Most LIVE distros have a simple /copytoram boot flag which will offload all the modules off the CD into RAM state and you can remove the CD and and the system is so quiet and runs so cool its spooky !!!!
Several distro's will let you boot off a USB drive and since the distros are designed for an 800MB CD, an inexpensive USB drive is cheap and fast to load up your operating system.
Continue to use the heavier T21 as a desktop or park it as a NAS and close the lid so the cats don't try to sleep on it.
Just in case you didn't already have this list, visit FrozenTech's web site for the current list of LiveCD choices and several of the "Desktop Replacements" will still include the NAS modules along with an easy to use KDE type shell .

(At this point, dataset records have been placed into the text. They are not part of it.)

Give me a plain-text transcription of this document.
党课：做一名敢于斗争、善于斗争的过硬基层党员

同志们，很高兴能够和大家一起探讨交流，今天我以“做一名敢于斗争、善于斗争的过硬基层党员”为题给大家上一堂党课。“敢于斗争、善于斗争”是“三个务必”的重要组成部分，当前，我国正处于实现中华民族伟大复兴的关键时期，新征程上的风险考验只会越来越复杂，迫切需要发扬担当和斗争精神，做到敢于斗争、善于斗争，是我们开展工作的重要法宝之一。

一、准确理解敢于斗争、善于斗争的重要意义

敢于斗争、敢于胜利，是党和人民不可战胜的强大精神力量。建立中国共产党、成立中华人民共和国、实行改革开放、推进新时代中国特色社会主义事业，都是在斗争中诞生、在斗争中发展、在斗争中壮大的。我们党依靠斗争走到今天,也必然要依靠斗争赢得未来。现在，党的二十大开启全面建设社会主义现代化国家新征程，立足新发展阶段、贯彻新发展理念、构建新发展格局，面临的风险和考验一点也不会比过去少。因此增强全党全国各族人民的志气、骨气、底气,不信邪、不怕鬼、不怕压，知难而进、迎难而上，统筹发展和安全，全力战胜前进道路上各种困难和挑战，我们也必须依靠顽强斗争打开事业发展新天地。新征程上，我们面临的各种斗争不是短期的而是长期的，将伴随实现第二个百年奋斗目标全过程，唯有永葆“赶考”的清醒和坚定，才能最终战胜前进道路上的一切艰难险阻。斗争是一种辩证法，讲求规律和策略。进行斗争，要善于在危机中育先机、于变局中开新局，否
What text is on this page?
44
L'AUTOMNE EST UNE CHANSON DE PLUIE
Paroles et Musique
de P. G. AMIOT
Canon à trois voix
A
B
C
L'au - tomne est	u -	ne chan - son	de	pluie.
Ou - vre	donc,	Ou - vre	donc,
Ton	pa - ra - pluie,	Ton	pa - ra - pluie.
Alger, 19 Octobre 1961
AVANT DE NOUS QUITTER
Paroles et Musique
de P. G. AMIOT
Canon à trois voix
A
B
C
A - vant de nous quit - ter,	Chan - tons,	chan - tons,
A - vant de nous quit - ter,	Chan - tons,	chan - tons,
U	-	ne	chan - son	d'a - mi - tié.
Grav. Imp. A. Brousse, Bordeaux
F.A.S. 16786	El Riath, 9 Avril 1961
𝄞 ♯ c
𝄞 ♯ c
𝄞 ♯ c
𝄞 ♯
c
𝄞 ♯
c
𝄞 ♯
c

If you're loading the OS into RAM, you can keep your existing HDD as your NAS host and every LINUX flavor can support NTFS / FAT / FAT32 as storage partition while a large majority can even operate their kernel from Win32 file systems (although poorly) but this compatibility ensures you can remove the NAS drives for other systems in case your T21 conks out or you just feel like swapping drives.
http://www.livecdlist.com/
Another neat, but will require capital,
You can take an Addonics SATA adapter then find a fairly fast 300x or better CF card and make an impromptu SSD that boots and runs windows reeeallly fast, the drawback is the storage space of 8 or 16GB will still cost more than $100 plus another ~$34 for the SATA <-> CF adapter and traditional IDE storage will be the bottlneck.
Re: Second life for a Thinkpad
Posted: Mon Feb 02, 2009 8:38 am
by RealBlackStuff
In the 2631 you could also put in a PCI card with 4-port USB2.0 as well as an Ultrabay 2000 2nd HDD adapter with a 250GB PATA/IDE HD. Another Ultrabay 2nd HDD adapter in the T21 with another 250GB, plus replace the native HD also with 250GB and you have a T21 with 0.75 Terabyte of storage!
Hard to beat (IF you can find those HDs).